There are only a few hundred TMs left.

* FAR: Attempt to describe each TM's state as a regex/FSM.

* WFAR: like FAR but adds weighted edges, which allows some non-regular languages (like matching parentheses) to be described

* Sporadics: around 13 machines had complicated behavior that none of the previous deciders worked for. So hand-written proofs (later translated into Rocq) were written for these machines.

All of the deciders were eventually written in Rocq, which means that they are coupled with a formally-verified proof that they actually work as intended ("if this function returns True, then the corresponding mathematical TM must actually halt").
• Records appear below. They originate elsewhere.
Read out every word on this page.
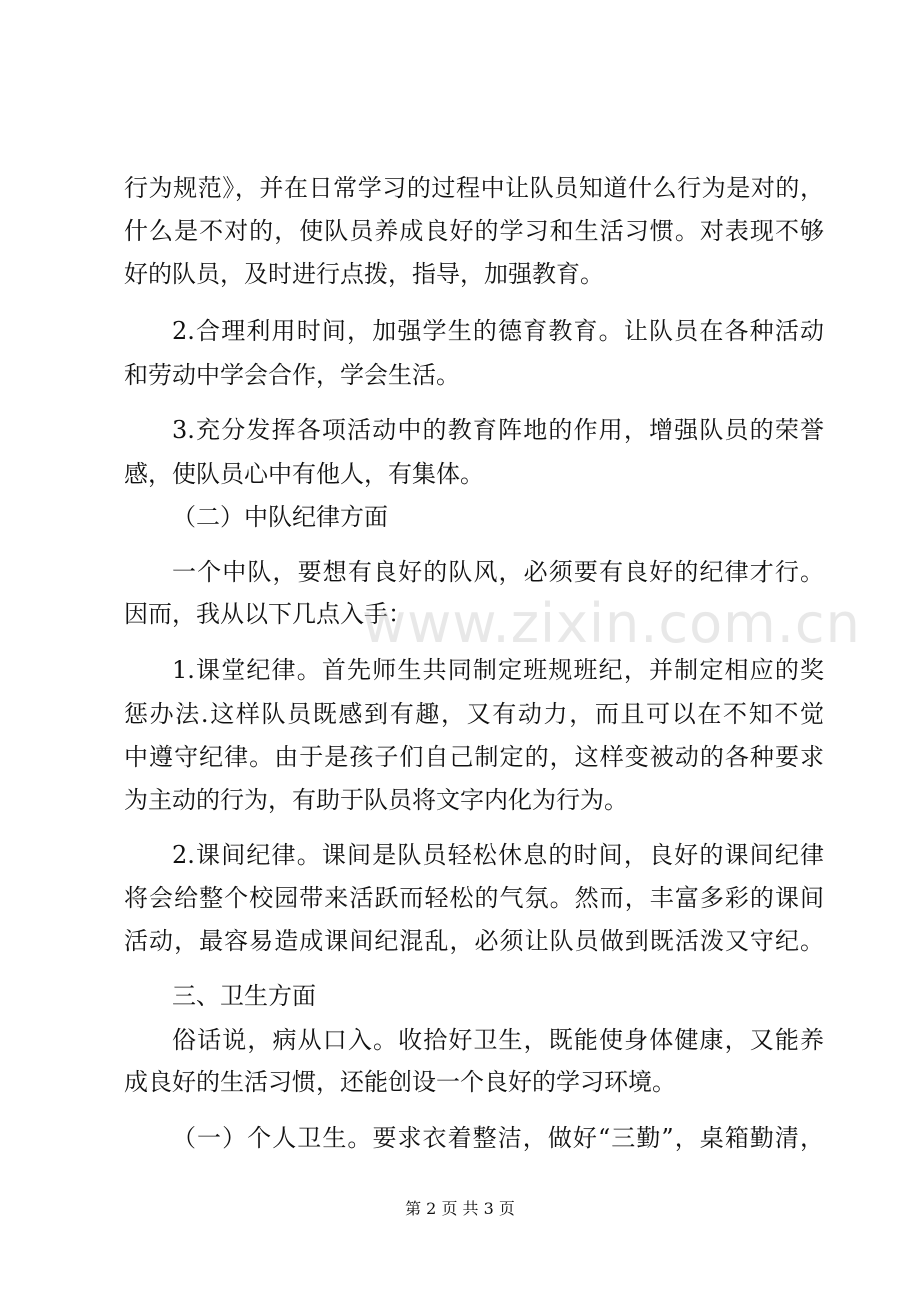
行为规范》，并在日常学习的过程中让队员知道什么行为是对的，
什么是不对的，使队员养成良好的学习和生活习惯。对表现不够
好的队员，及时进行点拨，指导，加强教育。
2.合理利用时间，加强学生的德育教育。让队员在各种活动
和劳动中学会合作，学会生活。
3.充分发挥各项活动中的教育阵地的作用，增强队员的荣誉
感，使队员心中有他人，有集体。
（二）中队纪律方面
一个中队，要想有良好的队风，必须要有良好的纪律才行。
因而，我从以下几点入手：
1.课堂纪律。首先师生共同制定班规班纪，并制定相应的奖
惩办法.这样队员既感到有趣，又有动力，而且可以在不知不觉
中遵守纪律。由于是孩子们自己制定的，这样变被动的各种要求
为主动的行为，有助于队员将文字内化为行为。
2.课间纪律。课间是队员轻松休息的时间，良好的课间纪律
将会给整个校园带来活跃而轻松的气氛。然而，丰富多彩的课间
活动，最容易造成课间纪混乱，必须让队员做到既活泼又守纪。
三、卫生方面
俗话说，病从口入。收拾好卫生，既能使身体健康，又能养
成良好的生活习惯，还能创设一个良好的学习环境。
（一）个人卫生。要求衣着整洁，做好“三勤”，桌箱勤清，
www.zixin.com.cn
第 2 页 共 3 页
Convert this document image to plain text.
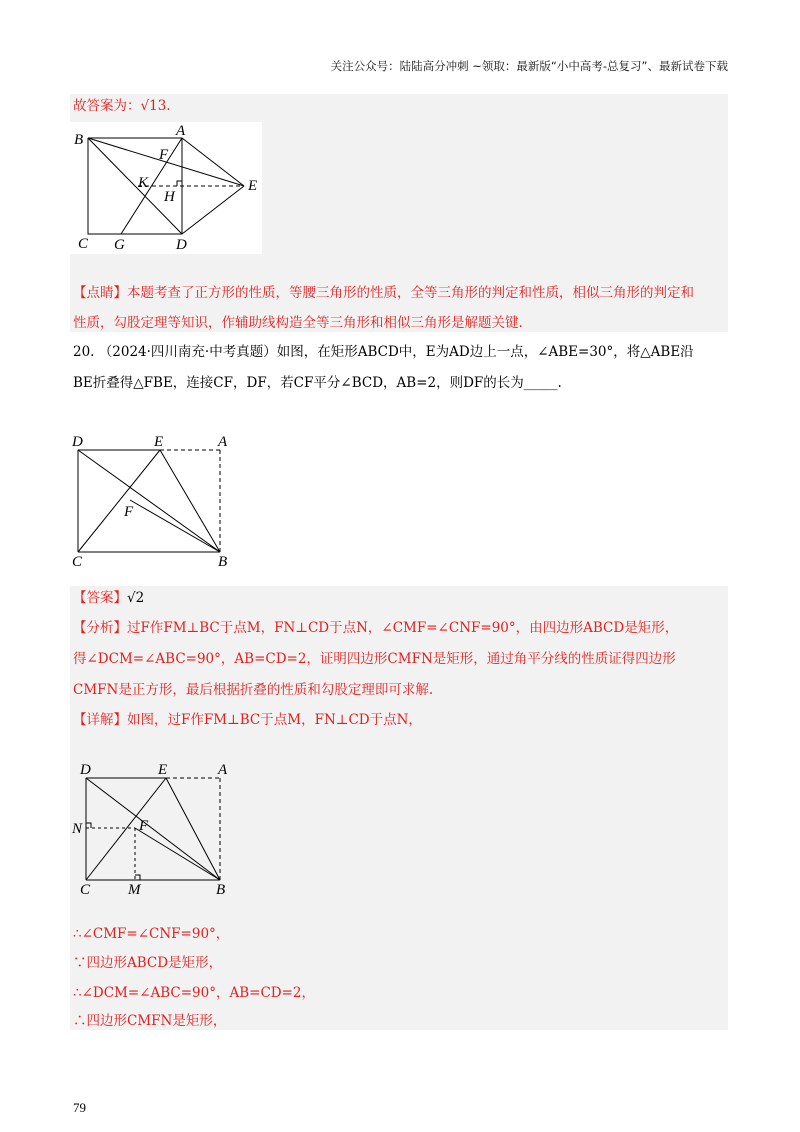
关注公众号：陆陆高分冲刺 ~领取：最新版“小中高考-总复习”、最新试卷下载
故答案为：√13.
B
A
F
K
H
E
C G	D
【点睛】本题考查了正方形的性质，等腰三角形的性质，全等三角形的判定和性质，相似三角形的判定和
性质，勾股定理等知识，作辅助线构造全等三角形和相似三角形是解题关键.
20. （2024·四川南充·中考真题）如图，在矩形ABCD中，E为AD边上一点，∠ABE=30°，将△ABE沿
BE折叠得△FBE，连接CF，DF，若CF平分∠BCD，AB=2，则DF的长为_____.
D	E	A
F
C	B
【答案】√2
【分析】过F作FM⊥BC于点M，FN⊥CD于点N，∠CMF=∠CNF=90°，由四边形ABCD是矩形，
得∠DCM=∠ABC=90°，AB=CD=2，证明四边形CMFN是矩形，通过角平分线的性质证得四边形
CMFN是正方形，最后根据折叠的性质和勾股定理即可求解.
【详解】如图，过F作FM⊥BC于点M，FN⊥CD于点N，
D	E	A
N	F
C	M	B
∴∠CMF=∠CNF=90°，
∵四边形ABCD是矩形，
∴∠DCM=∠ABC=90°，AB=CD=2，
∴四边形CMFN是矩形，
79
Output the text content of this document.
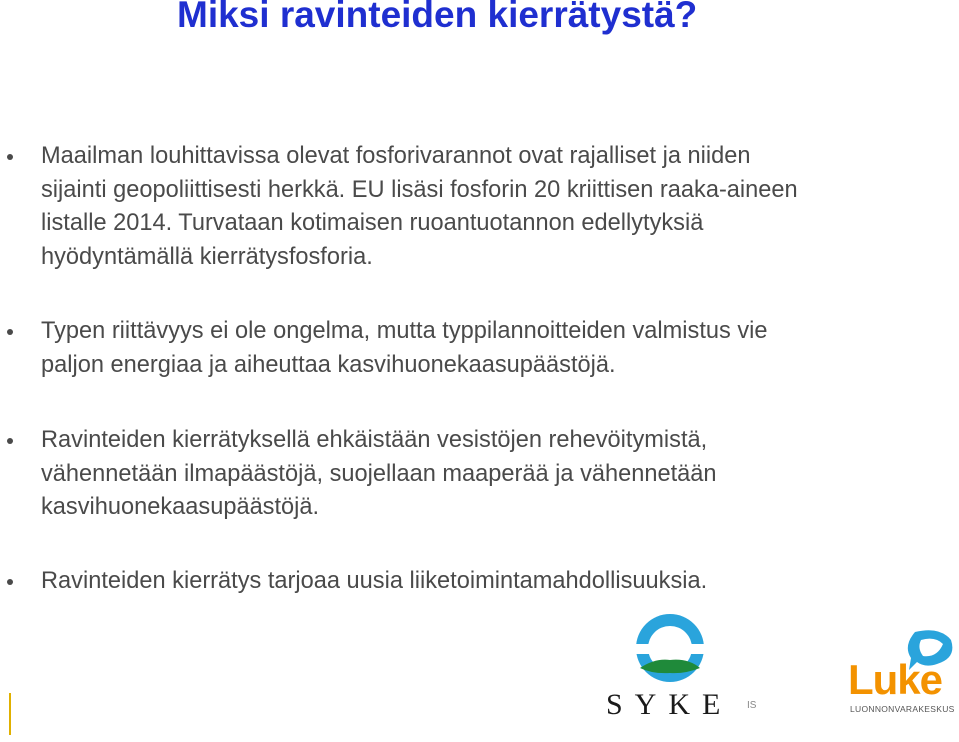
Miksi ravinteiden kierrätystä?
Maailman louhittavissa olevat fosforivarannot ovat rajalliset ja niiden
sijainti geopoliittisesti herkkä. EU lisäsi fosforin 20 kriittisen raaka-aineen
listalle 2014. Turvataan kotimaisen ruoantuotannon edellytyksiä
hyödyntämällä kierrätysfosforia.
Typen riittävyys ei ole ongelma, mutta typpilannoitteiden valmistus vie
paljon energiaa ja aiheuttaa kasvihuonekaasupäästöjä.
Ravinteiden kierrätyksellä ehkäistään vesistöjen rehevöitymistä,
vähennetään ilmapäästöjä, suojellaan maaperää ja vähennetään
kasvihuonekaasupäästöjä.
Ravinteiden kierrätys tarjoaa uusia liiketoimintamahdollisuuksia.
SYKE IS
Luke
LUONNONVARAKESKUS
Hence, all 5-states TMs have been formally classified as halting or non-halting. The longest running halter is therefore the champion- it was already suspected to be the champion, but this proves that there wasn't any longer-running 5-state TM.

tsterin•30m ago
In Coq-BB5 machines are not run for 100M steps but directly thrown in the pipeline of deciders. Most halting machines are detected by Loops using low parameters (max 4,100 steps) and only 183 machines are simulated up to 47M steps to deduce halting.

In legacy bbchallenge's seed database, machines were run for exactly 47,176,870 steps, and we were left with about 80M nonhalting candidates. Discrepancy comes from Coq-BB5 not excluding 0RB and other minor factors.

Also, "There are 181 million ish essentially different Turing Machines with 5 states", it is important to note that we end up with this number only after the proof is completed, knowing this number is as hard as solving BB(5).

cvoss•9m ago
Why is knowing that there are 181 M 5-state machines difficult? Is it not just (read*write*move*(state+halt))^state? About 48^5, modulo "essentially different".
DarkNova6•22m ago
As somebody not familiar with this field, is there any tangible benefit to this solution or is it purely academic?
twosdai•2m ago
I am also unfamiliar, but a naive guess I can make is helping solve other math proofs, and maybe better encryption for the public. Basically everytime I see some progress in math, it usually means encryption in some way is impacted.